Surat At Taubah ayat 36 merupakan ayat kunci dalam Al-Qur'an yang mengatur pembagian waktu tahunan berdasarkan kalender Hijriyah (Islam). Ayat ini menegaskan bahwa jumlah bulan dalam setahun di sisi Allah adalah dua belas bulan, sebuah ketetapan yang sudah ada sejak penciptaan alam semesta. Penetapan ini, yang tercatat dalam "kitabullah" (kitab ketetapan Allah), memiliki implikasi besar terhadap hukum dan ritual umat Islam.

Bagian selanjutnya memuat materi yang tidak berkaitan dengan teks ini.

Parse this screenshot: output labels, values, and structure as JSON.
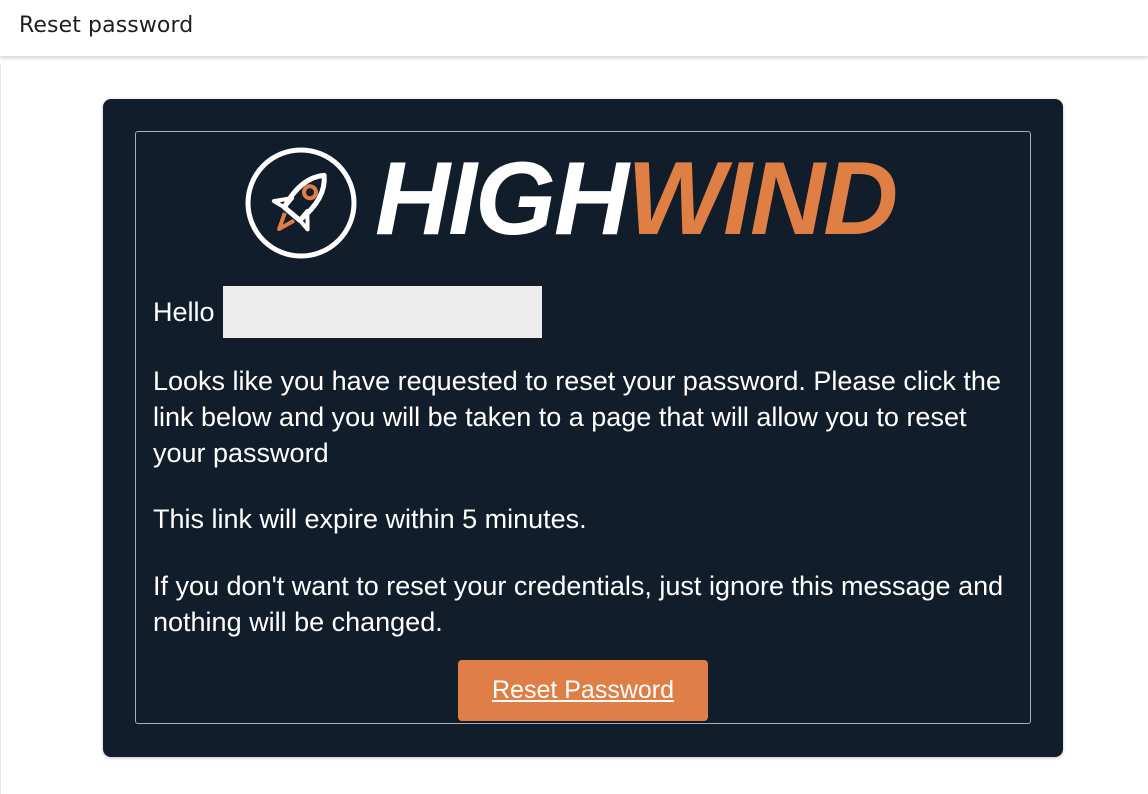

Secara spesifik, ayat ini menyoroti pentingnya empat bulan yang dijadikan "bulan haram" (أَرْبَعَةٌ حُرُمٌ). Bulan-bulan haram ini adalah Dzulqa'dah, Dzulhijjah, Muharram, dan Rajab. Dalam bulan-bulan ini, peperangan dan tindakan permusuhan secara umum dilarang, kecuali sebagai bentuk pertahanan diri yang sah.

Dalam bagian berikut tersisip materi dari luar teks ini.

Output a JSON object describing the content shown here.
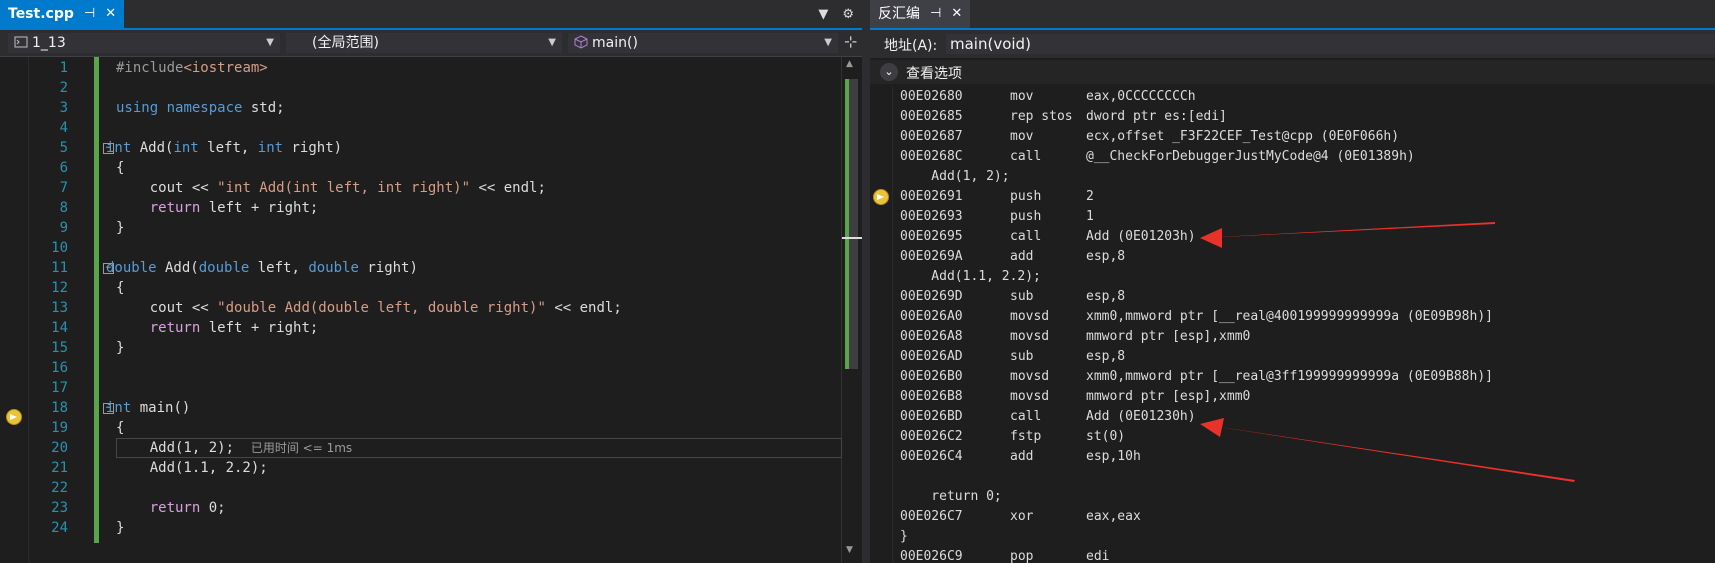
{
  "editor_tab": {
    "title": "Test.cpp",
    "pin_icon": "pin-icon",
    "close_icon": "close-icon"
  },
  "editor_toolbar": {
    "dropdown_glyph": "▼",
    "gear_glyph": "⚙"
  },
  "nav": {
    "project": "1_13",
    "scope": "(全局范围)",
    "member": "main()"
  },
  "code_lines": [
    {
      "n": "1",
      "html": "<span class='pp'>#include</span><span class='inc'>&lt;iostream&gt;</span>"
    },
    {
      "n": "2",
      "html": ""
    },
    {
      "n": "3",
      "html": "<span class='kw'>using</span> <span class='kw'>namespace</span> std;"
    },
    {
      "n": "4",
      "html": ""
    },
    {
      "n": "5",
      "html": "<span class='kw'>int</span> Add(<span class='kw'>int</span> left, <span class='kw'>int</span> right)",
      "fold": true,
      "shift": -10
    },
    {
      "n": "6",
      "html": "{"
    },
    {
      "n": "7",
      "html": "    cout &lt;&lt; <span class='str'>\"int Add(int left, int right)\"</span> &lt;&lt; endl;"
    },
    {
      "n": "8",
      "html": "    <span class='kw2'>return</span> left + right;"
    },
    {
      "n": "9",
      "html": "}"
    },
    {
      "n": "10",
      "html": ""
    },
    {
      "n": "11",
      "html": "<span class='kw'>double</span> Add(<span class='kw'>double</span> left, <span class='kw'>double</span> right)",
      "fold": true,
      "shift": -10
    },
    {
      "n": "12",
      "html": "{"
    },
    {
      "n": "13",
      "html": "    cout &lt;&lt; <span class='str'>\"double Add(double left, double right)\"</span> &lt;&lt; endl;"
    },
    {
      "n": "14",
      "html": "    <span class='kw2'>return</span> left + right;"
    },
    {
      "n": "15",
      "html": "}"
    },
    {
      "n": "16",
      "html": ""
    },
    {
      "n": "17",
      "html": ""
    },
    {
      "n": "18",
      "html": "<span class='kw'>int</span> main()",
      "fold": true,
      "shift": -10
    },
    {
      "n": "19",
      "html": "{"
    },
    {
      "n": "20",
      "html": "    Add(1, 2);  <span class='elapsed'>已用时间 &lt;= 1ms</span>",
      "current": true
    },
    {
      "n": "21",
      "html": "    Add(1.1, 2.2);"
    },
    {
      "n": "22",
      "html": ""
    },
    {
      "n": "23",
      "html": "    <span class='kw2'>return</span> 0;"
    },
    {
      "n": "24",
      "html": "}"
    }
  ],
  "disasm_tab": {
    "title": "反汇编",
    "pin_icon": "pin-icon",
    "close_icon": "close-icon"
  },
  "address": {
    "label": "地址(A):",
    "value": "main(void)"
  },
  "view_options": {
    "label": "查看选项",
    "chevron": "⌄"
  },
  "disasm_rows": [
    {
      "a": "00E02680",
      "m": "mov",
      "o": "eax,0CCCCCCCCh"
    },
    {
      "a": "00E02685",
      "m": "rep stos",
      "o": "dword ptr es:[edi]"
    },
    {
      "a": "00E02687",
      "m": "mov",
      "o": "ecx,offset _F3F22CEF_Test@cpp (0E0F066h)"
    },
    {
      "a": "00E0268C",
      "m": "call",
      "o": "@__CheckForDebuggerJustMyCode@4 (0E01389h)"
    },
    {
      "src": "    Add(1, 2);"
    },
    {
      "a": "00E02691",
      "m": "push",
      "o": "2",
      "current": true
    },
    {
      "a": "00E02693",
      "m": "push",
      "o": "1"
    },
    {
      "a": "00E02695",
      "m": "call",
      "o": "Add (0E01203h)"
    },
    {
      "a": "00E0269A",
      "m": "add",
      "o": "esp,8"
    },
    {
      "src": "    Add(1.1, 2.2);"
    },
    {
      "a": "00E0269D",
      "m": "sub",
      "o": "esp,8"
    },
    {
      "a": "00E026A0",
      "m": "movsd",
      "o": "xmm0,mmword ptr [__real@400199999999999a (0E09B98h)]"
    },
    {
      "a": "00E026A8",
      "m": "movsd",
      "o": "mmword ptr [esp],xmm0"
    },
    {
      "a": "00E026AD",
      "m": "sub",
      "o": "esp,8"
    },
    {
      "a": "00E026B0",
      "m": "movsd",
      "o": "xmm0,mmword ptr [__real@3ff199999999999a (0E09B88h)]"
    },
    {
      "a": "00E026B8",
      "m": "movsd",
      "o": "mmword ptr [esp],xmm0"
    },
    {
      "a": "00E026BD",
      "m": "call",
      "o": "Add (0E01230h)"
    },
    {
      "a": "00E026C2",
      "m": "fstp",
      "o": "st(0)"
    },
    {
      "a": "00E026C4",
      "m": "add",
      "o": "esp,10h"
    },
    {
      "src": ""
    },
    {
      "src": "    return 0;"
    },
    {
      "a": "00E026C7",
      "m": "xor",
      "o": "eax,eax"
    },
    {
      "src": "}"
    },
    {
      "a": "00E026C9",
      "m": "pop",
      "o": "edi"
    }
  ],
  "colors": {
    "accent": "#007acc",
    "annotation": "#e8322a",
    "line_numbers": "#2b91af"
  }
}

Pesan mendalam yang disampaikan adalah larangan menzalimi diri sendiri (فَلَا تَظْلِمُوا فِيهِنَّ أَنفُسَكُمْ) selama bulan-bulan suci tersebut. Meskipun maknanya sering diartikan sebagai larangan melakukan maksiat di bulan-bulan ini (karena dosa akan berlipat ganda), larangan ini juga secara implisit berlaku pada seluruh tahun. Namun, pada bulan haram, penekanan larangan berbuat zalim menjadi lebih kuat, mengingat kesucian waktu tersebut.
Ayat ini juga membahas konteks peperangan. Setelah menetapkan bulan-bulan haram, Allah memberikan perintah untuk memerangi kaum musyrikin secara total (وَقَاتِلُوا الْمُشْرِكِينَ كَافَّةً) jika mereka juga menyerang secara keseluruhan. Ini adalah respons terhadap permusuhan yang dilakukan oleh kaum musyrikin pada masa itu, menegaskan bahwa umat Islam wajib membela diri dengan kekuatan penuh.

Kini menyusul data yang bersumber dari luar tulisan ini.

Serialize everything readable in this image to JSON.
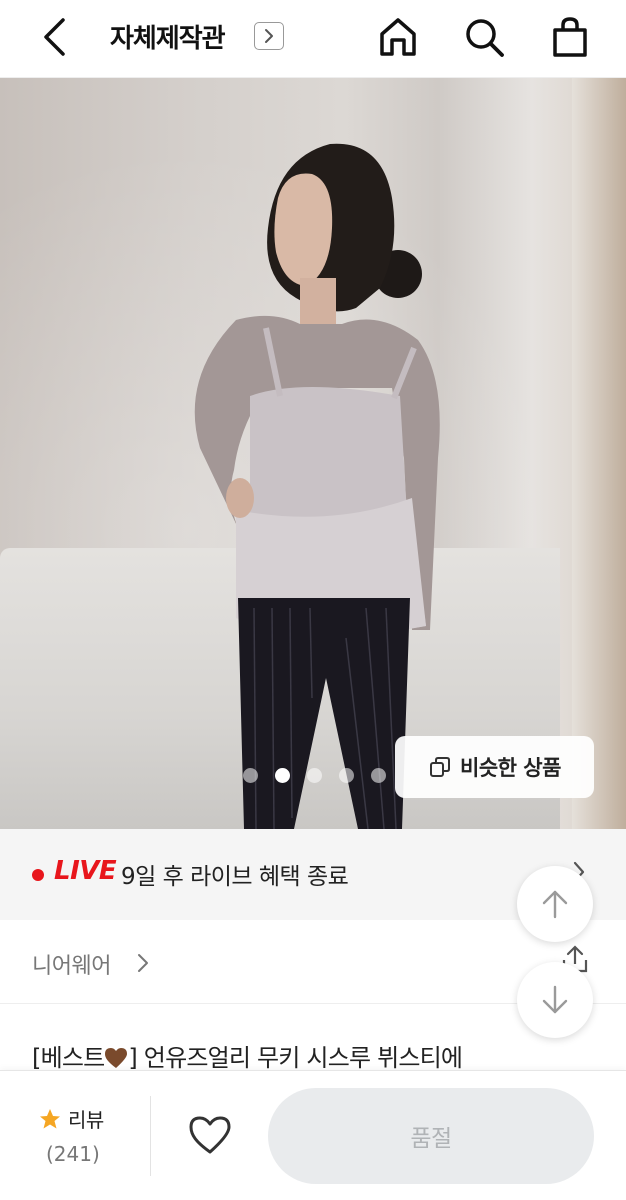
{
  "header": {
    "store_name": "자체제작관",
    "icons": [
      "back-icon",
      "store-link-icon",
      "home-icon",
      "search-icon",
      "shopping-bag-icon"
    ]
  },
  "gallery": {
    "slide_count": 5,
    "active_slide": 2,
    "similar_products_label": "비슷한 상품"
  },
  "live_banner": {
    "badge": "LIVE",
    "text": "9일 후 라이브 혜택 종료",
    "accent_color": "#e8161c"
  },
  "brand": {
    "name": "니어웨어"
  },
  "product": {
    "title_prefix": "[베스트",
    "title_suffix": "] 언유즈얼리 무키 시스루 뷔스티에"
  },
  "bottom_bar": {
    "review_label": "리뷰",
    "review_count": "(241)",
    "soldout_label": "품절"
  }
}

Bagian penutup ayat ini memberikan janji mulia: وَاعْلَمُوا أَنَّ اللَّهَ مَعَ الْمُتَّقِينَ (ketahuilah bahwa Allah beserta orang-orang yang bertakwa). Ini adalah penegasan bahwa keberpihakan Allah, pertolongan, dan dukungan-Nya tercurah kepada hamba-hamba-Nya yang menjaga ketakwaan, baik dalam hal ketaatan ritual maupun dalam menghadapi tantangan hidup, termasuk dalam medan perang yang diizinkan syariat. Ayat ini mengajarkan keseimbangan antara penghormatan terhadap waktu-waktu suci (bulan haram) dan kewajiban membela diri serta prinsip kebenaran.
Bulan haram memiliki status khusus dalam Islam. Selain kewajiban untuk menghentikan permusuhan, umat Islam dianjurkan untuk lebih meningkatkan ibadah dan menjauhi segala bentuk kemaksiatan. Jika pada hari biasa kita dianjurkan untuk berbuat baik, maka pada bulan-bulan haram ini, ganjaran kebaikan berlipat dan hukuman atas keburukan pun diperberat.
Penekanan pada At Taubah ayat 36 tentang larangan menzalimi diri sendiri pada bulan-bulan ini adalah pengingat agar muslim memanfaatkan waktu-waktu mulia tersebut untuk introspeksi diri (muhasabah) dan mendekatkan diri kepada Allah SWT. Ayat ini menyentuh aspek sosial (hubungan antarmanusia melalui larangan perang) sekaligus aspek personal (hubungan individu dengan Tuhannya melalui larangan berbuat zalim).
Ketetapan jumlah bulan ini juga menjadi dasar bagi penetapan haji dan ibadah penting lainnya yang bergantung pada perputaran bulan, menunjukkan bahwa syariat Islam terintegrasi secara sempurna dengan siklus alam semesta yang telah diciptakan oleh Allah. Dengan memahami ayat ini, seorang muslim diingatkan akan pentingnya menghormati waktu-waktu yang telah disucikan oleh Sang Pencipta.